Ей вдруг стало легче на душе.
Верт прижался к ней, и Берегиня вдохнула его запах. От него пахло собачьим кормом и шампунем. Это были запахи, оставшиеся после его сегодняшнего обеда и после банного дня, который она устроила ему пару дней назад. К шампуню и корму примешивался собственный, собачье-чесночно-песочно-медовый запах Верта.

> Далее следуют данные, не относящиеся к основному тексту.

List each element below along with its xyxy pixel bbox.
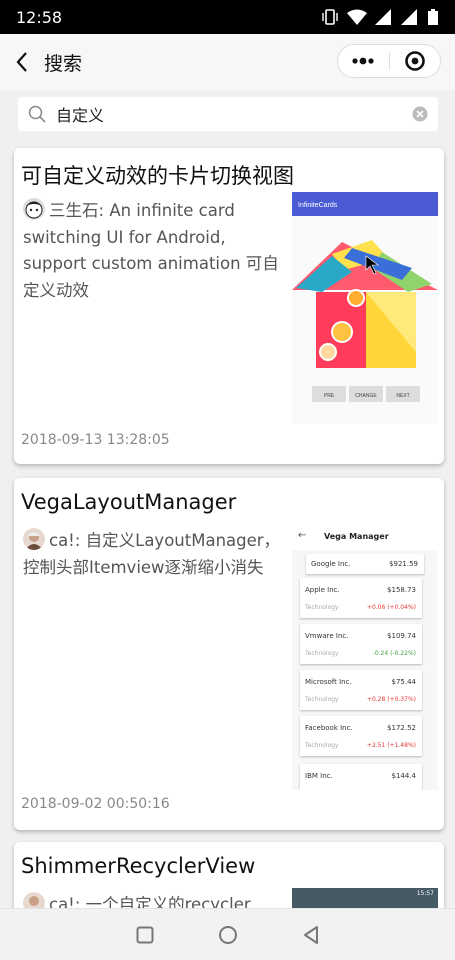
card-date: 2018-09-13 13:28:05 — [21, 432, 170, 448]
thumb-header: Vega Manager — [324, 532, 389, 541]
search-box — [18, 97, 438, 131]
thumb-back-icon: ← — [298, 530, 307, 541]
card-thumbnail: ← Vega Manager Google Inc. $921.59 Apple… — [292, 524, 438, 790]
thumb-button-next: NEXT — [396, 393, 409, 399]
thumb-row: Apple Inc. $158.73 Technology +0.06 (+0.… — [300, 578, 422, 618]
thumb-status-time: 15:57 — [416, 890, 434, 897]
search-input[interactable] — [56, 104, 412, 124]
thumb-row: Facebook Inc. $172.52 Technology +2.51 (… — [300, 716, 422, 756]
card-description: 三生石: An infinite card switching UI for A… — [23, 198, 285, 304]
card-description: ca!: 一个自定义的recycler — [23, 892, 285, 908]
card-text: 一个自定义的recycler — [85, 895, 251, 908]
avatar — [23, 528, 45, 550]
system-nav-bar — [0, 908, 455, 960]
menu-capsule — [337, 44, 441, 78]
status-bar: 12:58 — [0, 0, 455, 34]
back-button[interactable] — [0, 34, 44, 90]
avatar — [23, 892, 45, 908]
battery-icon — [428, 9, 438, 25]
page-title: 搜索 — [44, 52, 83, 75]
more-button[interactable] — [338, 44, 389, 78]
clear-icon[interactable] — [412, 106, 428, 122]
card-title: ShimmerRecyclerView — [21, 854, 256, 878]
card-author: 三生石 — [49, 201, 99, 220]
card-author: ca! — [49, 895, 75, 908]
signal-2-icon — [401, 9, 417, 25]
thumb-button-change: CHANGE — [355, 393, 377, 399]
target-icon — [404, 51, 425, 71]
nav-bar: 搜索 — [0, 34, 455, 90]
close-miniprogram-button[interactable] — [389, 44, 440, 78]
signal-icon — [375, 9, 391, 25]
wifi-icon — [347, 9, 367, 25]
recents-icon[interactable] — [136, 926, 154, 944]
more-dots-icon — [352, 57, 374, 65]
search-icon — [28, 105, 46, 123]
result-card[interactable]: 可自定义动效的卡片切换视图 三生石: An infinite card swit… — [14, 148, 444, 464]
home-icon[interactable] — [218, 925, 238, 945]
card-thumbnail: 15:57 — [292, 888, 438, 908]
back-triangle-icon[interactable] — [302, 925, 320, 945]
card-date: 2018-09-02 00:50:16 — [21, 796, 170, 812]
status-icons — [321, 9, 439, 25]
avatar — [23, 198, 45, 220]
status-time: 12:58 — [16, 7, 63, 27]
thumb-row: Vmware Inc. $109.74 Technology -0.24 (-0… — [300, 624, 422, 664]
card-thumbnail: InfiniteCards PRE CHANGE NEXT — [292, 192, 438, 424]
result-card[interactable]: ShimmerRecyclerView ca!: 一个自定义的recycler … — [14, 842, 444, 908]
result-card[interactable]: VegaLayoutManager ca!: 自定义LayoutManager，… — [14, 478, 444, 830]
thumb-appbar: ← Vega Manager — [292, 524, 438, 550]
thumb-row: IBM Inc. $144.4 — [300, 764, 422, 790]
card-title: 可自定义动效的卡片切换视图 — [21, 164, 294, 188]
result-list: 可自定义动效的卡片切换视图 三生石: An infinite card swit… — [0, 142, 455, 908]
chevron-left-icon — [16, 52, 27, 72]
thumb-row: Microsoft Inc. $75.44 Technology +0.28 (… — [300, 670, 422, 710]
vibrate-icon — [322, 9, 338, 25]
card-author: ca! — [49, 531, 75, 550]
thumb-header: InfiniteCards — [298, 202, 338, 209]
thumb-button-pre: PRE — [324, 393, 335, 399]
card-description: ca!: 自定义LayoutManager，控制头部Itemview逐渐缩小消失 — [23, 528, 285, 581]
thumb-row: Google Inc. $921.59 — [306, 554, 424, 574]
card-title: VegaLayoutManager — [21, 490, 237, 514]
search-bar — [0, 90, 455, 142]
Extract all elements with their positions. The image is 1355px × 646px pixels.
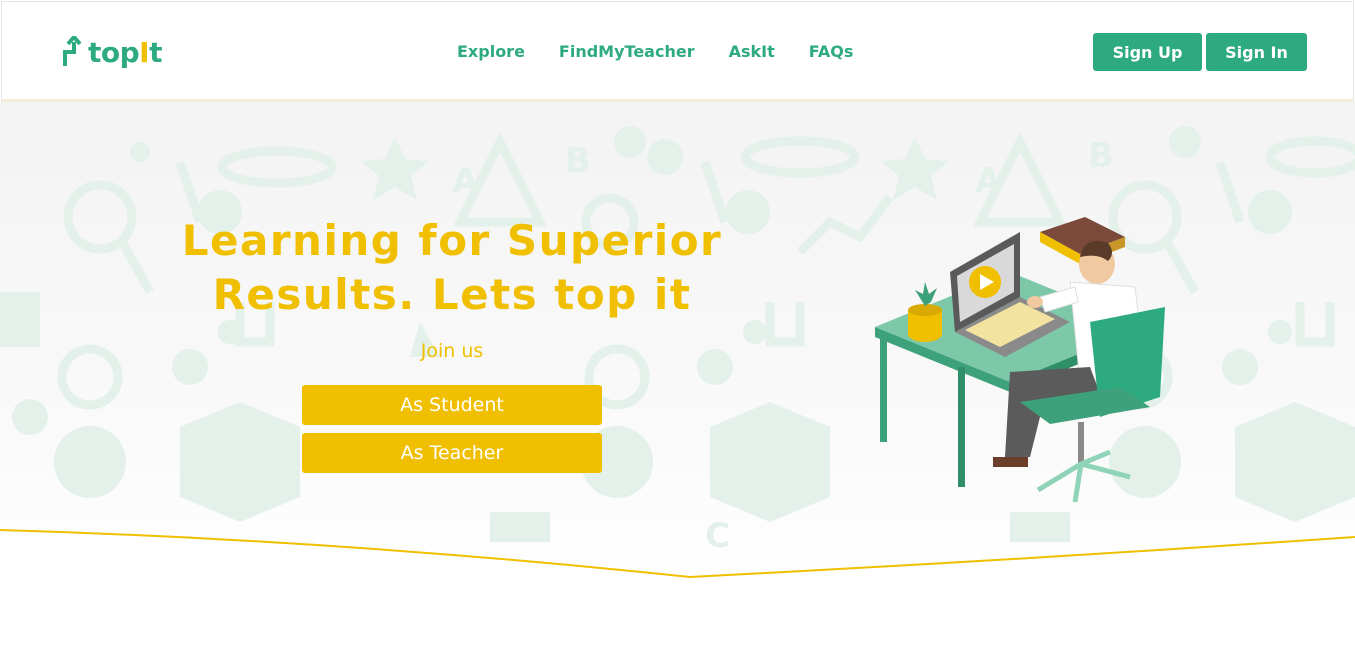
nav-faqs[interactable]: FAQs (809, 42, 854, 61)
as-teacher-button[interactable]: As Teacher (302, 433, 602, 473)
desk-learner-illustration (875, 217, 1165, 503)
join-us-label: Join us (420, 340, 484, 362)
brand-wordmark: topIt (88, 35, 162, 69)
nav-explore[interactable]: Explore (457, 42, 525, 61)
svg-text:B: B (565, 141, 591, 181)
hero-section: BA BA C Learning for Superior Results. L… (0, 102, 1355, 582)
as-student-button[interactable]: As Student (302, 385, 602, 425)
headline-line-1: Learning for Superior (181, 216, 723, 265)
nav-askit[interactable]: AskIt (729, 42, 775, 61)
hero-headline: Learning for Superior Results. Lets top … (152, 214, 752, 322)
svg-text:A: A (452, 161, 479, 201)
svg-text:A: A (975, 161, 1002, 201)
nav-findmyteacher[interactable]: FindMyTeacher (559, 42, 695, 61)
site-header: topIt Explore FindMyTeacher AskIt FAQs S… (1, 1, 1354, 102)
brand-logo[interactable]: topIt (62, 32, 162, 72)
logo-arrow-icon (63, 36, 82, 66)
main-nav: Explore FindMyTeacher AskIt FAQs (457, 42, 853, 61)
hero-wave-divider (0, 529, 1355, 590)
sign-up-button[interactable]: Sign Up (1093, 33, 1202, 71)
headline-line-2: Results. Lets top it (212, 270, 692, 319)
svg-text:B: B (1088, 136, 1114, 176)
sign-in-button[interactable]: Sign In (1206, 33, 1307, 71)
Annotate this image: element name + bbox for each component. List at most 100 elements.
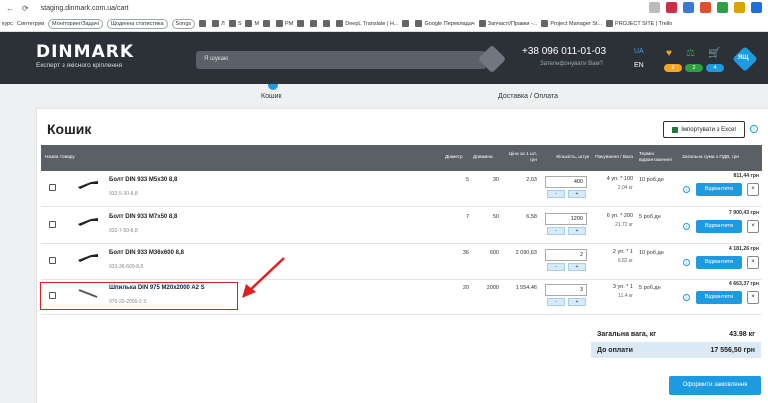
import-excel-button[interactable]: Імпортувати з Excel — [663, 121, 745, 138]
bookmark-icon — [415, 20, 423, 27]
col-price: Ціна за 1 шт, грн — [508, 152, 537, 163]
length-value: 50 — [492, 214, 499, 220]
product-thumbnail[interactable] — [77, 253, 99, 263]
bookmark-item[interactable]: курс — [2, 21, 13, 27]
extension-icon[interactable] — [717, 2, 728, 13]
bookmark-label: Моніторинг/Задачі — [52, 20, 99, 27]
row-total: 4 663,37 грн — [728, 281, 759, 287]
step-cart[interactable]: Кошик — [261, 93, 282, 100]
product-name[interactable]: Болт DIN 933 M36x600 8,8 — [109, 250, 184, 256]
qty-minus-button[interactable]: - — [547, 227, 565, 235]
bookmark-item[interactable]: Project Manager St... — [541, 20, 602, 27]
bookmark-item[interactable]: DeepL Translate | Н... — [336, 20, 398, 27]
info-icon[interactable]: i — [683, 294, 690, 301]
qty-plus-button[interactable]: + — [568, 190, 586, 198]
qty-minus-button[interactable]: - — [547, 263, 565, 271]
quantity-input[interactable]: 2 — [545, 249, 587, 261]
bookmark-item[interactable] — [310, 20, 319, 27]
bookmark-item[interactable]: Запчасті/Правки -... — [478, 20, 537, 27]
diameter-value: 7 — [465, 214, 469, 220]
reload-icon[interactable]: ⟳ — [22, 4, 29, 13]
bookmark-item[interactable]: M — [245, 20, 259, 27]
bookmark-item[interactable] — [297, 20, 306, 27]
qty-plus-button[interactable]: + — [568, 227, 586, 235]
cart-icon[interactable]: 🛒 — [708, 48, 720, 59]
ship-button[interactable]: Відвантити — [696, 220, 742, 233]
product-name[interactable]: Болт DIN 933 M5x30 8,8 — [109, 177, 177, 183]
extension-icon[interactable] — [666, 2, 677, 13]
bookmark-label: Google Перекладач — [424, 20, 475, 27]
row-total: 811,44 грн — [733, 173, 759, 179]
bookmark-item[interactable]: PM — [276, 20, 293, 27]
qty-plus-button[interactable]: + — [568, 298, 586, 306]
total-pay-row: До оплати 17 556,50 грн — [591, 342, 761, 358]
bookmark-label: PM — [285, 20, 294, 27]
qty-plus-button[interactable]: + — [568, 263, 586, 271]
search-input[interactable]: Я шукаю — [196, 51, 486, 69]
bookmark-item[interactable]: Google Перекладач — [415, 20, 475, 27]
bookmark-item[interactable]: S — [228, 20, 241, 27]
qty-minus-button[interactable]: - — [547, 190, 565, 198]
copy-icon[interactable] — [49, 221, 56, 228]
back-icon[interactable]: ← — [6, 4, 14, 13]
bookmark-item[interactable]: Щоденна статистика — [106, 18, 168, 29]
remove-item-button[interactable]: × — [747, 291, 759, 304]
qty-minus-button[interactable]: - — [547, 298, 565, 306]
bookmark-item[interactable]: Моніторинг/Задачі — [48, 18, 103, 29]
bookmark-item[interactable] — [263, 20, 272, 27]
info-icon[interactable]: i — [683, 259, 690, 266]
bookmark-icon — [478, 20, 486, 27]
bookmark-icon — [336, 20, 344, 27]
product-name[interactable]: Болт DIN 933 M7x50 8,8 — [109, 214, 177, 220]
quantity-input[interactable]: 1200 — [545, 213, 587, 225]
bookmark-item[interactable] — [199, 20, 208, 27]
bookmark-item[interactable]: Л — [212, 20, 225, 27]
ship-button[interactable]: Відвантити — [696, 183, 742, 196]
total-weight-label: Загальна вага, кг — [597, 330, 657, 338]
bookmark-label: Songs — [175, 20, 192, 27]
bookmark-item[interactable] — [323, 20, 332, 27]
site-logo[interactable]: DINMARK — [36, 42, 134, 62]
length-value: 30 — [492, 177, 499, 183]
pack-value: 6 уп. * 200 — [606, 213, 633, 219]
ship-button[interactable]: Відвантити — [696, 291, 742, 304]
extension-icon[interactable] — [751, 2, 762, 13]
step-delivery-payment[interactable]: Доставка / Оплата — [498, 93, 558, 100]
quantity-input[interactable]: 3 — [545, 284, 587, 296]
remove-item-button[interactable]: × — [747, 183, 759, 196]
info-icon[interactable]: i — [683, 186, 690, 193]
remove-item-button[interactable]: × — [747, 256, 759, 269]
table-header: Назва товару Діаметр Довжина Ціна за 1 ш… — [41, 145, 762, 171]
page-title: Кошик — [47, 121, 92, 137]
product-thumbnail[interactable] — [77, 180, 99, 190]
callback-link[interactable]: Зателефонувати Вам? — [540, 61, 603, 67]
product-sku: 933-5-30-8,8 — [109, 191, 138, 197]
url-field[interactable]: staging.dinmark.com.ua/cart — [41, 5, 129, 12]
bookmark-icon — [276, 20, 284, 27]
bookmark-label: M — [254, 20, 260, 27]
bookmark-item[interactable]: Songs — [171, 18, 196, 29]
ship-button[interactable]: Відвантити — [696, 256, 742, 269]
pack-value: 3 уп. * 1 — [612, 284, 633, 290]
extension-icon[interactable] — [700, 2, 711, 13]
quantity-input[interactable]: 400 — [545, 176, 587, 188]
bookmark-item[interactable] — [402, 20, 411, 27]
extension-icon[interactable] — [649, 2, 660, 13]
bookmark-item[interactable]: Синтегрум — [17, 21, 44, 27]
checkout-button[interactable]: Оформити замовлення — [669, 376, 761, 395]
lang-ua[interactable]: UA — [634, 48, 644, 55]
checkout-steps: Кошик Доставка / Оплата — [0, 84, 768, 110]
phone-number[interactable]: +38 096 011-01-03 — [522, 46, 606, 57]
extension-icon[interactable] — [683, 2, 694, 13]
lang-en[interactable]: EN — [634, 62, 644, 69]
info-icon[interactable]: i — [750, 125, 758, 133]
product-thumbnail[interactable] — [77, 217, 99, 227]
copy-icon[interactable] — [49, 257, 56, 264]
copy-icon[interactable] — [49, 184, 56, 191]
remove-item-button[interactable]: × — [747, 220, 759, 233]
bookmark-item[interactable]: PROJECT SITE | Trello — [606, 20, 672, 27]
extension-icon[interactable] — [734, 2, 745, 13]
info-icon[interactable]: i — [683, 223, 690, 230]
compare-icon[interactable]: ⚖ — [686, 48, 695, 59]
favorites-icon[interactable]: ♥ — [666, 48, 672, 59]
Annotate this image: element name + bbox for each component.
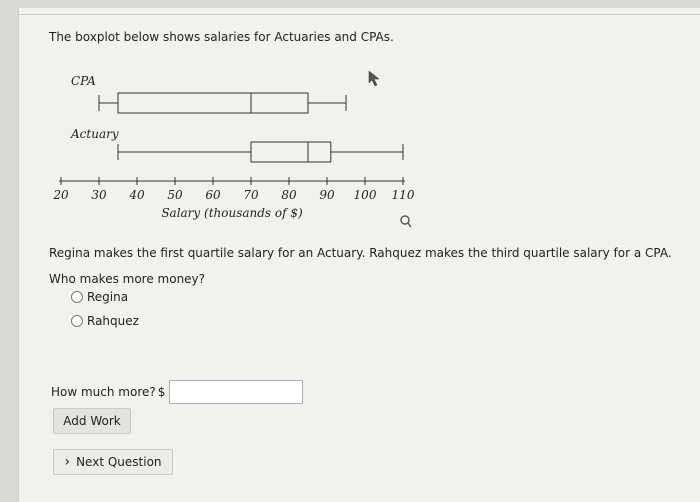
next-question-label: Next Question: [76, 455, 162, 469]
boxplot-chart: CPA Actuary 20 30 40 50 60 70 80 90 100 110 Salary (…: [52, 70, 415, 228]
series-label-actuary: Actuary: [70, 127, 119, 141]
next-question-button[interactable]: › Next Question: [53, 449, 173, 475]
x-tick-label: 90: [319, 188, 335, 202]
question-intro: The boxplot below shows salaries for Act…: [49, 30, 394, 44]
x-tick-label: 20: [52, 188, 69, 202]
x-tick-label: 70: [243, 188, 259, 202]
option-label: Rahquez: [87, 314, 139, 328]
series-label-cpa: CPA: [71, 74, 96, 88]
amount-input[interactable]: [169, 380, 304, 404]
question-prompt: Regina makes the first quartile salary f…: [49, 246, 672, 260]
x-axis-label: Salary (thousands of $): [161, 206, 303, 220]
option-rahquez[interactable]: Rahquez: [71, 314, 139, 328]
x-tick-label: 50: [167, 188, 183, 202]
x-tick-label: 110: [392, 188, 415, 202]
add-work-button[interactable]: Add Work: [53, 408, 131, 434]
option-label: Regina: [87, 290, 129, 304]
x-tick-label: 80: [281, 188, 297, 202]
x-tick-label: 30: [91, 188, 107, 202]
chevron-right-icon: ›: [64, 454, 71, 470]
arrow-cursor-icon: [368, 70, 380, 87]
radio-button[interactable]: [71, 291, 83, 303]
box-iqr: [117, 92, 309, 114]
currency-symbol: $: [157, 385, 166, 399]
box-iqr: [250, 141, 332, 163]
how-much-more-row: How much more? $: [51, 380, 304, 404]
question-ask: Who makes more money?: [49, 272, 206, 286]
add-work-label: Add Work: [63, 414, 121, 428]
how-much-more-label: How much more?: [51, 385, 156, 399]
magnifier-icon: [400, 215, 412, 228]
x-tick-label: 60: [205, 188, 221, 202]
x-tick-label: 100: [354, 188, 377, 202]
question-panel: The boxplot below shows salaries for Act…: [18, 8, 700, 502]
divider: [19, 14, 700, 15]
option-regina[interactable]: Regina: [71, 290, 128, 304]
radio-button[interactable]: [71, 315, 83, 327]
x-tick-label: 40: [128, 188, 145, 202]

Над головой пса виднелись силуэты трёх тёмных домов – единственных, что стояли вдоль Устричного шоссе. Стоя на сваях, они походили на чаек – массивное тело, тонкие длинные лапы. Такие длинные, что вода не доставала доверху во время шторма.
Её дом, в котором она жила вместе с Синь, располагался ближе всех к пруду. Днём он был призрачно-голубого цвета. Впрочем, цвет скорее напоминал серый, чем голубой. Но сейчас, в темноте, цвета вообще не было видно. Там, в её комнате, стояла пустая постель, покрытая матрасом, на матрасе валялась скомканная простыня. А в соседней комнате спала Синь. Спала и не знала, что девочки и Верта нет дома, что оба они сидят на пруду в «Стрелке».
Вспомнив про Синь, она почувствовала, что лёгкость из её души улетучивается. И она прошептала:
– Ну когда же взойдёт луна?.. Эй, луна! – позвала она, глядя вверх, как будто небо могло её слышать.